Hemen belirtmek gerekir ki; bu tür uyuşmazlıkların sağlıklı, adil ve doğru bir çözüme ulaştırılabilmesi, davalıya yapılan temlikin gerçek yönünün diğer bir söyleyişle miras bırakanın asıl irade ve amacının duraksamaya yer bırakmayacak biçimde ortaya çıkarılmasına bağlıdır. Bir iç sorun olan gizlenen gerçek irade ve amacın tespiti ile durumun aydınlığa kavuşturulması genellikle zor olduğundan bu yöndeki delillerin eksiksiz toplanılması yanında birlikte ve doğru şekilde değerlendirilmesi de büyük önem taşımaktadır. Bunun için de ülke ve yörenin gelenek ve görenekleri, toplumsal eğilimleri, olayların olağan akışı, mirasbırakanın sözleşmeyi yapmakta haklı ve makul bir nedeninin bulunup bulunmadığı, davalı yanın alım gücünün olup olmadığı, satış bedeli ile sözleşme tarihindeki gerçek değer arasındaki fark, taraflar ile mirasbırakan arasındaki beşeri ilişki gibi olgulardan yararlanılmasında zorunluluk vardır.
Öte yandan, muris muvazaası hukuksal nedenine dayalı davalarda mirasbırakanın kastının açık bir şekilde saptanması gerekmektedir. Bu kapsamda, temlikin mirasçılardan mal kaçırma amacıyla yapıldığını ispat külfeti 6100 sayılı Hukuk Muhakemeleri Kanununun (HMK) 190. maddesi ile TMK"nın 6. maddesi gereği davacı tarafa aittir.
Somut olayda, mahkemece davacı tanıklarının beyanlarına üstünlük tanınmış ise de; davalı tanıklarının beyanlarının hayatın olağan akışına daha uygun düştüğü, ayrıca davacı tanıklarının davaya konu işlemin muvazaalı olduğuna ilişkin açık beyanlarının bulunmadığı gibi, mirasbırakanın davacıdan mal kaçırmasını gerektiren beşeri bir sorunun olduğu yönünde bir olgu ortaya konulmadığı görülmüştür. Dolayısıyla davacı, temlikin muvazaalı olduğu iddiasını kanıtlayamamıştır.

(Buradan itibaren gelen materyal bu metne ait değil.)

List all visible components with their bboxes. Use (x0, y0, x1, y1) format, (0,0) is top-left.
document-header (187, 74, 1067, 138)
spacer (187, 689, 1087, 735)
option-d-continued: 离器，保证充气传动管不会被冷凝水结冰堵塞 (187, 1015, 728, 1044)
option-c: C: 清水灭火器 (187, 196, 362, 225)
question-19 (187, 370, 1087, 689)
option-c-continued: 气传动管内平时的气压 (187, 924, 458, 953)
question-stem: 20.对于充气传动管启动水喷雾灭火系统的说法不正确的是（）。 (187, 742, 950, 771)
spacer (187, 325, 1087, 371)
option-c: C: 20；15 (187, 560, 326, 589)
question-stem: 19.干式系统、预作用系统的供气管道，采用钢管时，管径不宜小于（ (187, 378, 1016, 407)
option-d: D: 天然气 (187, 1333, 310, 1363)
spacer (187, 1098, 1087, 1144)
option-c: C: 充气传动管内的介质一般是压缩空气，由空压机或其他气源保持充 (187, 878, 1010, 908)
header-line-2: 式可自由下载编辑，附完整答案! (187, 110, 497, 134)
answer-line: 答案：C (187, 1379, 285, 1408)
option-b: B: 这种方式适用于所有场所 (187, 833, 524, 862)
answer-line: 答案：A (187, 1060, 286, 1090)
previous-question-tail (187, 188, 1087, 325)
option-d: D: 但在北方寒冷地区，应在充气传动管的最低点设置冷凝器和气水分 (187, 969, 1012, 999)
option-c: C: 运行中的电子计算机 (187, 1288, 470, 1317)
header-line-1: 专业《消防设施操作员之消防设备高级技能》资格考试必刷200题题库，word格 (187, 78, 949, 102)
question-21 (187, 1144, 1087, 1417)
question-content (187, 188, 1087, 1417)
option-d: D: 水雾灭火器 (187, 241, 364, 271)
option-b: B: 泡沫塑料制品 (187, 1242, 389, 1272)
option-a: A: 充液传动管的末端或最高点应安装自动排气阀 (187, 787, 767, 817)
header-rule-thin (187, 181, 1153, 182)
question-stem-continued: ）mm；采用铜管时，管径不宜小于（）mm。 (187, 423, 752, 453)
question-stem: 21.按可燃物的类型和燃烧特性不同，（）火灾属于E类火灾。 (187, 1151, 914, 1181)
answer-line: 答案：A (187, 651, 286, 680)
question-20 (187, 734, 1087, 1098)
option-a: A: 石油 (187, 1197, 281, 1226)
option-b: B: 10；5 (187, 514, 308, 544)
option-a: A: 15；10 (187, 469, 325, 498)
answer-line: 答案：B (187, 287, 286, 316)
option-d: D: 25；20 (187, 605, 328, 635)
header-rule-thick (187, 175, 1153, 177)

Öte yandan, bedeller arasındaki fark da tek başına muvazaanın kanıtı değildir.
Bu durumda, davacının iddialarını HMK’nin 190. ve TMK’nin 6. maddeleri uyarınca kanıtlayamadığı gözetilerek davanın reddine karar verilmesi gerektiği yönündeki bozma kararı yerinde olduğu için, bozma kararının düzeltilmesine gerek görülmediğinden, temyiz incelemesinin yapılmak üzere dosyanın 6763 sayılı Kanunun 43.maddesi ile değişik 6100 sayılı HMK" nın 373.maddesinin 5.fıkrası uyarınca yetkili ve görevli Yargıtay Hukuk Genel Kurulu"na GÖNDERİLMESİNE, 21/10/2021 tarihinde oybirliğiyle karar verildi.